The current function just tries job IDs that were "queuing" at the time of the last call, so that actually works well. The fragile part is just the reliance on the CSV.
Probably the best way to do it is to just make retrieveText() smarter as it reads the csv (e.g., use more columns and have it subset to the ones it needs based on the existing columns or something).
Oh by the way, I was wrong the affect on performance will be barely noticeable if you have to read and write the CSV again.
Interesting, thanks. Still, you were right about the design of the dataframe/table. Whatever the type, we should just create it with all eventual columns (including transcribed.text). That solves the second task in this issue and makes passing CSVs between sendAudio() and retrieveText() trivial. Just do whatever is simplest here.
As we discussed, the first task in this issue can be solved by storing full filenames and then grep'ing the new files to determine which should be skipped.
At present, sendAudio() writes out a csv that contains the job IDs. You can add new jobs by passing the CSV back through sendAudio.
1) If given the same directory, sendAudio will reupload the same files but not with new job IDs. Let's add an argument to sendAudio that makes the default to not reupload files with the same file name. Something like reupload = FALSE.

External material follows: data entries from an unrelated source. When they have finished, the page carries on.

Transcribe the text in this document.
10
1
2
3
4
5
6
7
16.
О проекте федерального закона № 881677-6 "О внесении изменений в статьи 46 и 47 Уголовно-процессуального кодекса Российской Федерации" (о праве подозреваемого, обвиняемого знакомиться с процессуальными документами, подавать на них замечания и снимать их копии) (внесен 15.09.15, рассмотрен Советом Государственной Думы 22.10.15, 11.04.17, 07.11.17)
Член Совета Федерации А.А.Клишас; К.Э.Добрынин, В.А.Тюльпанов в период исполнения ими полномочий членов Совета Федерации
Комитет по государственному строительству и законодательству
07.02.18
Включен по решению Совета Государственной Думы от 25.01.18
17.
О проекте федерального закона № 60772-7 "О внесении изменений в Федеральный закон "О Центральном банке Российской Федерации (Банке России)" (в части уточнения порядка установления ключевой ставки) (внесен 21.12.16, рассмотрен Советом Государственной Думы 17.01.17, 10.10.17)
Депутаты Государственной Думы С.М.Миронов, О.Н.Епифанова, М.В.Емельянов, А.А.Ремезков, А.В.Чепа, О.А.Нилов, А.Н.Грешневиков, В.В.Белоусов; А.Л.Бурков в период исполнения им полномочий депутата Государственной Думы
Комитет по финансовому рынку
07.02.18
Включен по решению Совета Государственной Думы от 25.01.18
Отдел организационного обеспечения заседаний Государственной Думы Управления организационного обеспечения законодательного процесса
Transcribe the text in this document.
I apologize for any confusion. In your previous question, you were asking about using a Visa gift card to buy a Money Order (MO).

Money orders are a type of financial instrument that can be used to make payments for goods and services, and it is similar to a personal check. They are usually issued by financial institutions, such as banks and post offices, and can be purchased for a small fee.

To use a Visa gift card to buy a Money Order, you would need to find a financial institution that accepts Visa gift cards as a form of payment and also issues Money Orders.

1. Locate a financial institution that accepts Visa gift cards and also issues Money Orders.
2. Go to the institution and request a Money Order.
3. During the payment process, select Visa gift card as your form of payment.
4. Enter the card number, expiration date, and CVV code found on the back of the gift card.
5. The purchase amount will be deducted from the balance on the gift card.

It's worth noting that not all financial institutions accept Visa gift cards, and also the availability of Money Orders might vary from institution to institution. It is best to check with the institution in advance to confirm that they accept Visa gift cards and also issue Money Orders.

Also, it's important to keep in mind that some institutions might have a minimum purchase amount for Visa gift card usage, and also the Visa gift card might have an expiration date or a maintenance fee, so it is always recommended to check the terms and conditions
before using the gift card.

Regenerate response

Then, the CSV written by sendAudio() goes into retrieveText(), which creates a data frame with a new column. That dataframe can go back into sendAudio() (in the event that some jobs aren't finished, it will fill them in without re-GETing all other jobs). However, now it has a new column, and when written, it might not be able to go back into sendAudio. This is because this line in sendAudio isn't very good.
So...
2) We need a smarter way to identify a transcribeR csv, which will identify a csv and appropriately append to it at any stage in the workflow (first time through sendAudio, second time through, back to sendAudio after retrieveText, etc).